Settlers celebrate new housing project to double size of Mevo Dotan settlement

Only 330 people lived in the in isolated northern Samaria community, some 8 km. over the pre-1967 line, in 2014, according to the Central Bureau of Statistics.

Former Samaria Regional Council Director-General Shlomi Warmstine and Samaria Regional Council head Yossi Dagan symbolically shovel dirt at the Mevo Dotan cornerstone laying ceremony (photo credit: ROI HADI)
Former Samaria Regional Council Director-General Shlomi Warmstine and Samaria Regional Council head Yossi Dagan symbolically shovel dirt at the Mevo Dotan cornerstone laying ceremony
(photo credit: ROI HADI)
The Mevo Dotan settlement held a cornerstone laying ceremony on Tuesday for a project of 89 homes that will double the size of the small community.

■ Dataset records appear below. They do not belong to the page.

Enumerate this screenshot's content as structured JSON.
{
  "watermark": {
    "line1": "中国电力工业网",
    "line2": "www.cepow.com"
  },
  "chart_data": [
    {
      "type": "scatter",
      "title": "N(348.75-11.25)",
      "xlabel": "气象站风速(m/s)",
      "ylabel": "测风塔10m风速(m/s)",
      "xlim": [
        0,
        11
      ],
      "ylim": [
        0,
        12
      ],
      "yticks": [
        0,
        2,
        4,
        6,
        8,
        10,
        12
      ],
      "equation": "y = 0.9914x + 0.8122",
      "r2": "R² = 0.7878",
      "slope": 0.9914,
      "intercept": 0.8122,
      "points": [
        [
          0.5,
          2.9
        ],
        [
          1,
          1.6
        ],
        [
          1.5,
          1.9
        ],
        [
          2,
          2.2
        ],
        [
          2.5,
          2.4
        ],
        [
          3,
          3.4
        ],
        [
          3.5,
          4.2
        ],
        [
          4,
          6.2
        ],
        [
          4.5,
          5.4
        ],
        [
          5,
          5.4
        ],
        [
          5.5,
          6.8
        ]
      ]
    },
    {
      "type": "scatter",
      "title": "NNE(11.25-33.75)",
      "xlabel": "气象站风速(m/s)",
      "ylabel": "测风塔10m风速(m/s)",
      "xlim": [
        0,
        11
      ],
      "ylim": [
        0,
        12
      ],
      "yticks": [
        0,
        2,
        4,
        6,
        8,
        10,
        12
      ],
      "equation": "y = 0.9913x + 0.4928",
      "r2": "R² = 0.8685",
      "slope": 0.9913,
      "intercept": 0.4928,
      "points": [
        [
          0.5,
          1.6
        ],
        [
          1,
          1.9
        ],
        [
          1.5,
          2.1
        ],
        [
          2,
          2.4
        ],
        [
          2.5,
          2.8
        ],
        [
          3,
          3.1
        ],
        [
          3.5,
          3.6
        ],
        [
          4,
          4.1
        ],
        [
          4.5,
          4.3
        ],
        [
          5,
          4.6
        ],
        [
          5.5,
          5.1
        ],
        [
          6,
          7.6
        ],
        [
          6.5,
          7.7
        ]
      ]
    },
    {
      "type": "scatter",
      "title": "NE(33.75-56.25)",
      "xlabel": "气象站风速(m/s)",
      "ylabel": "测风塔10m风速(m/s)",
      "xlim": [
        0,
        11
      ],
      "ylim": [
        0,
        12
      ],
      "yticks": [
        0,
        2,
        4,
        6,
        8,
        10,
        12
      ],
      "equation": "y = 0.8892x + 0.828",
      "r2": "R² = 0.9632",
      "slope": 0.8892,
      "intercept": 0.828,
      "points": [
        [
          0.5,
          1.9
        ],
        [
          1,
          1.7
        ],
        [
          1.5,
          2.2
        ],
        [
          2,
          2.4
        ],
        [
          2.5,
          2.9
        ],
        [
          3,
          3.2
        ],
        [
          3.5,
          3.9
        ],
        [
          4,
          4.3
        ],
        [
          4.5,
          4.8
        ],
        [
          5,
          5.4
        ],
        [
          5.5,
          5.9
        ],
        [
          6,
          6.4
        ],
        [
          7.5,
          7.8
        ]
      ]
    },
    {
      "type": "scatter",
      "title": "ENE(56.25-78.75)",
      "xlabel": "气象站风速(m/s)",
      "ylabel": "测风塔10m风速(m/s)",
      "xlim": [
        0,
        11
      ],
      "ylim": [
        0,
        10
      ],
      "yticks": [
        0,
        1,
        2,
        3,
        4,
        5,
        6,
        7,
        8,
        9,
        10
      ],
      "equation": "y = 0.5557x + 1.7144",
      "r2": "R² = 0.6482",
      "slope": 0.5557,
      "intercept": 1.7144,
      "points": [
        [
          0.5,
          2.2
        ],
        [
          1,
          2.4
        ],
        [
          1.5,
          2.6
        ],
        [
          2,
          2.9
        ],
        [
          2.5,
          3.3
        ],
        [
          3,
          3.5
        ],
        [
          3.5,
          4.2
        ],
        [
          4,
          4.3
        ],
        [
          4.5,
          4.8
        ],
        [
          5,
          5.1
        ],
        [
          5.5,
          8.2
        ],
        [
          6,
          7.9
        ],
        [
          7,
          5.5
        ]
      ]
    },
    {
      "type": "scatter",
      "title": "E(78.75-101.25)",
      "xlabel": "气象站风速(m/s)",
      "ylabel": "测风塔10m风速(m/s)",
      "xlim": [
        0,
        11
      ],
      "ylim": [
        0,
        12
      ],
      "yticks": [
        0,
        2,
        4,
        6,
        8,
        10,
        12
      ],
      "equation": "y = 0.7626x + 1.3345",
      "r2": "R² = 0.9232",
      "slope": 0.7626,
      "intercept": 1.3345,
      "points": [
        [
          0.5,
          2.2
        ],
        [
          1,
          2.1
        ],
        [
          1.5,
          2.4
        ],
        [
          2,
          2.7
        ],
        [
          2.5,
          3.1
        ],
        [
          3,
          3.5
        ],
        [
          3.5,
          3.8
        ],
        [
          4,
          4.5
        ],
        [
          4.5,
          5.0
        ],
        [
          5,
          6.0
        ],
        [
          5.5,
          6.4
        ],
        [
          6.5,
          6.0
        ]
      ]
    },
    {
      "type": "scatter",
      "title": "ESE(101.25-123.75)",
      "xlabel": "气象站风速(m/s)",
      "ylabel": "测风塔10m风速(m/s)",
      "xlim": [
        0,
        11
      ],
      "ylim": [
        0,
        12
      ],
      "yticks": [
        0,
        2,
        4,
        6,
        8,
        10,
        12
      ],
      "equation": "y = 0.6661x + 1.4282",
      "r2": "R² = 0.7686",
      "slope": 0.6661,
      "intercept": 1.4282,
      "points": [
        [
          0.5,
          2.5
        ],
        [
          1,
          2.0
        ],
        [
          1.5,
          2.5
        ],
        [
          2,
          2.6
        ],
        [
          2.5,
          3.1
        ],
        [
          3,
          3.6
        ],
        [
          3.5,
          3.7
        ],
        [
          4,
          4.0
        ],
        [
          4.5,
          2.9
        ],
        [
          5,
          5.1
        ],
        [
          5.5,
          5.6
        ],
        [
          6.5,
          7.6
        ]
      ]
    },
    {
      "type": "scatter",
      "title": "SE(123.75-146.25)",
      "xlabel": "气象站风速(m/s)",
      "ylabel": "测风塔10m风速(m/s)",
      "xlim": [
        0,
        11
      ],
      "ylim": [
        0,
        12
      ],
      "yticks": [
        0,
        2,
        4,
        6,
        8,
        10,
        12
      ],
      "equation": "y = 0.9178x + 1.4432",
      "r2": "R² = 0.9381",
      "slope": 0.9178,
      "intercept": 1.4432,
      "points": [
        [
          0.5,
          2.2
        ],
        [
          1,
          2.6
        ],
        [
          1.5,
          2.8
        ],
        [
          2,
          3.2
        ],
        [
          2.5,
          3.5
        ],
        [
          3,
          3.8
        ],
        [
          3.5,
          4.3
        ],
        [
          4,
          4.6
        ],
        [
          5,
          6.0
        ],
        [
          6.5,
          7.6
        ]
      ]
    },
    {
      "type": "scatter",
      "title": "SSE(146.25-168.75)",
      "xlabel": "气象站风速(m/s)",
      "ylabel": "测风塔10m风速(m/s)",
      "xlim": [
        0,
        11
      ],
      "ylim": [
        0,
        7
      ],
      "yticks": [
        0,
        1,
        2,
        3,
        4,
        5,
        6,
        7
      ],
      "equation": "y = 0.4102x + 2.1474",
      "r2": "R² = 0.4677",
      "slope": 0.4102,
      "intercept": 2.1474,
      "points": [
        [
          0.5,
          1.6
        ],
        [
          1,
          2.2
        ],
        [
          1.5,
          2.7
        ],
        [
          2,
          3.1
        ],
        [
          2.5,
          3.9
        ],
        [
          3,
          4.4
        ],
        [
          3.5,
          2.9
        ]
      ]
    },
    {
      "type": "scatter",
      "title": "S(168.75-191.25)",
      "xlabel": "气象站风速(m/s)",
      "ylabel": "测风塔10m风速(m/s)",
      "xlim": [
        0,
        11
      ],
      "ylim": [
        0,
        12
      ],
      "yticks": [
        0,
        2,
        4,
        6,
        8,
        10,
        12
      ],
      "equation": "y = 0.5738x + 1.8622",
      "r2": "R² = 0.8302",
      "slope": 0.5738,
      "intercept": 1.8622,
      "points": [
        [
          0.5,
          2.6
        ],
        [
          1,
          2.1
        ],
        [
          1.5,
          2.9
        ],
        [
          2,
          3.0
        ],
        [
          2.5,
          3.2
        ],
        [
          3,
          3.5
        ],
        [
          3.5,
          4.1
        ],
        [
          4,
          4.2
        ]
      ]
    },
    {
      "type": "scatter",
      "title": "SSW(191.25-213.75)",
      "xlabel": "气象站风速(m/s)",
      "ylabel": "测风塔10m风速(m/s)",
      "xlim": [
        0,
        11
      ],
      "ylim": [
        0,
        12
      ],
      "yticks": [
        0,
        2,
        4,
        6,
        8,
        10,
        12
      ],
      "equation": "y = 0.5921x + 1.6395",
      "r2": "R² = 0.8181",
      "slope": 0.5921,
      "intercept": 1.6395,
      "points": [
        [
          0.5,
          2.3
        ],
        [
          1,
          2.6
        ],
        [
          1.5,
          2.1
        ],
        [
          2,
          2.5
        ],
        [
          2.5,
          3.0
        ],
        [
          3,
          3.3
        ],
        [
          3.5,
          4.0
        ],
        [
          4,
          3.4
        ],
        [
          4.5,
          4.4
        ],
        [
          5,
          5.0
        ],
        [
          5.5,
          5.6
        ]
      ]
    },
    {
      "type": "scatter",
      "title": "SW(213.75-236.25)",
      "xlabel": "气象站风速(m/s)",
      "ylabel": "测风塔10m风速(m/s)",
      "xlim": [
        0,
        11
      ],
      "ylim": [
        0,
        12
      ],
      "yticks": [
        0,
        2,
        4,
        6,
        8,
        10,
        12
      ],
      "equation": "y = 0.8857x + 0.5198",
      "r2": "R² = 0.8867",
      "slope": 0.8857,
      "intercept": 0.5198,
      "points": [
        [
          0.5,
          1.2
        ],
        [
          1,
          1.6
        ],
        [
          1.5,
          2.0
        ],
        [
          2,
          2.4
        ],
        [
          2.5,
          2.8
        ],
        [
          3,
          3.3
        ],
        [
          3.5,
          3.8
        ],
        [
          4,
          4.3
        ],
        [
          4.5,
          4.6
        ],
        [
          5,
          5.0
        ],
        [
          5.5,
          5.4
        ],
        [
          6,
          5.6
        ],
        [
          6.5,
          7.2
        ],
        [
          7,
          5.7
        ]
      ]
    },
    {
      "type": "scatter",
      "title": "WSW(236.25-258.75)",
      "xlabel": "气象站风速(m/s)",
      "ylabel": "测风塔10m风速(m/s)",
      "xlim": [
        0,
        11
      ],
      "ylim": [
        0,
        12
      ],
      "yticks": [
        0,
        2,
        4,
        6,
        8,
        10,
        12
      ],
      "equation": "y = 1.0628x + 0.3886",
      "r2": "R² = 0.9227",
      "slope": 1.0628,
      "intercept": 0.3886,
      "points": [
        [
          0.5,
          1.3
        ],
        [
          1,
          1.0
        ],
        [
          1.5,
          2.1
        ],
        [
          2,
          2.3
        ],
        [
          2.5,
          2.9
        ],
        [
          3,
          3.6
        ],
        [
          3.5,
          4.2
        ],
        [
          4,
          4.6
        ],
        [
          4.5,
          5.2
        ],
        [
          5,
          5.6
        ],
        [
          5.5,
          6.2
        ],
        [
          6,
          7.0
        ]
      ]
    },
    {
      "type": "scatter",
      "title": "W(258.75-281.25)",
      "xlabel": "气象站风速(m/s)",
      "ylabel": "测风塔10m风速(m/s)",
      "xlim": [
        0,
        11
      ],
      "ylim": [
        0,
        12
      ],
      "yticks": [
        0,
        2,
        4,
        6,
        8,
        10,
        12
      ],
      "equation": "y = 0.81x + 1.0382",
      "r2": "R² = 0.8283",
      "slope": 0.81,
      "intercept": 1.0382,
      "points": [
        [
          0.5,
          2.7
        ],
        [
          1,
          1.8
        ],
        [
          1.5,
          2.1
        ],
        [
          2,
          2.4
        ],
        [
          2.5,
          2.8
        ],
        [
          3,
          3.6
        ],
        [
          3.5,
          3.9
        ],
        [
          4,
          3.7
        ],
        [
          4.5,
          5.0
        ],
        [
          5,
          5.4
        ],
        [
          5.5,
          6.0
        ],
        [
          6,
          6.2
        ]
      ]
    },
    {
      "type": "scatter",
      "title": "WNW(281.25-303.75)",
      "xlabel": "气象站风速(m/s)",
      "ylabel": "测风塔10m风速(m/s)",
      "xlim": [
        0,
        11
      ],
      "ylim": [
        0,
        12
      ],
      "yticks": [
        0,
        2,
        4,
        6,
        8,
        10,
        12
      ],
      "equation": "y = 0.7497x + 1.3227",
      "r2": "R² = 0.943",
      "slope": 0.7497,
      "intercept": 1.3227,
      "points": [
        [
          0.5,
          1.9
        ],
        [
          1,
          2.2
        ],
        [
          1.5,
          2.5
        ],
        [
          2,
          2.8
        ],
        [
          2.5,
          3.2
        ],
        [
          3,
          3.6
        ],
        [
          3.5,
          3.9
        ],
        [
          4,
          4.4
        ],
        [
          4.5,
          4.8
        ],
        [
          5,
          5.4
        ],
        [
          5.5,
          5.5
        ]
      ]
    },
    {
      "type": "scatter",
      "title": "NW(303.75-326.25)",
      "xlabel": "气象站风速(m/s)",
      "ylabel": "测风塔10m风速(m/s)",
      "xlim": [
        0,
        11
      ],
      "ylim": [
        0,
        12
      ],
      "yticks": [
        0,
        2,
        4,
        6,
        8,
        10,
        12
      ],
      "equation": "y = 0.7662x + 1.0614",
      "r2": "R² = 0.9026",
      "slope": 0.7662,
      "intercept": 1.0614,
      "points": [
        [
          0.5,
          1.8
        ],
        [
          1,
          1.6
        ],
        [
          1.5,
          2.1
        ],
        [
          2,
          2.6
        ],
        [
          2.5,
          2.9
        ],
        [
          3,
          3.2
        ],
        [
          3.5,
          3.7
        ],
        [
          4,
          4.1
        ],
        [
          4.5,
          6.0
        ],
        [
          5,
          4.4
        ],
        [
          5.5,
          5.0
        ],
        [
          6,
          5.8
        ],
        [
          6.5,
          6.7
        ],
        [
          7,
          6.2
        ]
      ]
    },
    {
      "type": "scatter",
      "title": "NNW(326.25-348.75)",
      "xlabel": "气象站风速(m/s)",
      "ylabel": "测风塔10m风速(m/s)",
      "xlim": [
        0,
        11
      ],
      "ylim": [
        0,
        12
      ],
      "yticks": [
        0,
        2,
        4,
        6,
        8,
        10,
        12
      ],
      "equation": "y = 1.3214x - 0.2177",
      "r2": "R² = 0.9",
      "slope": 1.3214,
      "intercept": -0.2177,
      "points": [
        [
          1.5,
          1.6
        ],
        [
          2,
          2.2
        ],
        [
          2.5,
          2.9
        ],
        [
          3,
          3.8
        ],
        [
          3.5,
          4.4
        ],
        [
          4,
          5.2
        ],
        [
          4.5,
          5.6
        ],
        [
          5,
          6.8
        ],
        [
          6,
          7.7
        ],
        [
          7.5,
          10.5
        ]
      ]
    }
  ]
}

Only 330 people lived in the in northern Samaria community, some 8 km. over the pre-1967 line, in 2014, according to the Central Bureau of Statistics.
Settlers estimate that some 90 families currently reside there.
Mevo Dotan is considered an isolated settlement as it is outside the West Bank security barrier.
Under the 2005 disengagement, four settlements in that area were destroyed; Sa-Nur, Homesh, Ganim and Kadim, Yossi Dagan, head of the Samaria Regional Council, said.
He himself was evacuated from Sa-Nur.
At the time, he said, people were eulogizing the other communities in northern Samaria such as Mevo Dotan, assuming that they would also be evacuated.
Dagan added that since then the settlements in that area have grown in population.
“Now we are laying the cornerstone for a new neighborhood, that will double the size of the community,” he said.
The new construction, as well as the thousands of visitors who came to northern Samaria for the ceremony and other holiday festivities, were a “true victory” for the settlement movement, Dagan said.
According to the Samaria Regional Council, the project has all the necessary approvals for construction to begin as soon as the building contractors are ready.
Knesset Speaker Yuli Edelstein (Likud), who took part in the festivities, said it was important to develop the area.
It was fitting, he said, that the event was held during Passover, when the daily prayers includes the verse, “And the stone which the builders rejected became the cornerstone.”
He added a modern-day prayer, “May Mevo Dotan and all the settlements in the area be the cornerstone for the growth of northern Samaria.”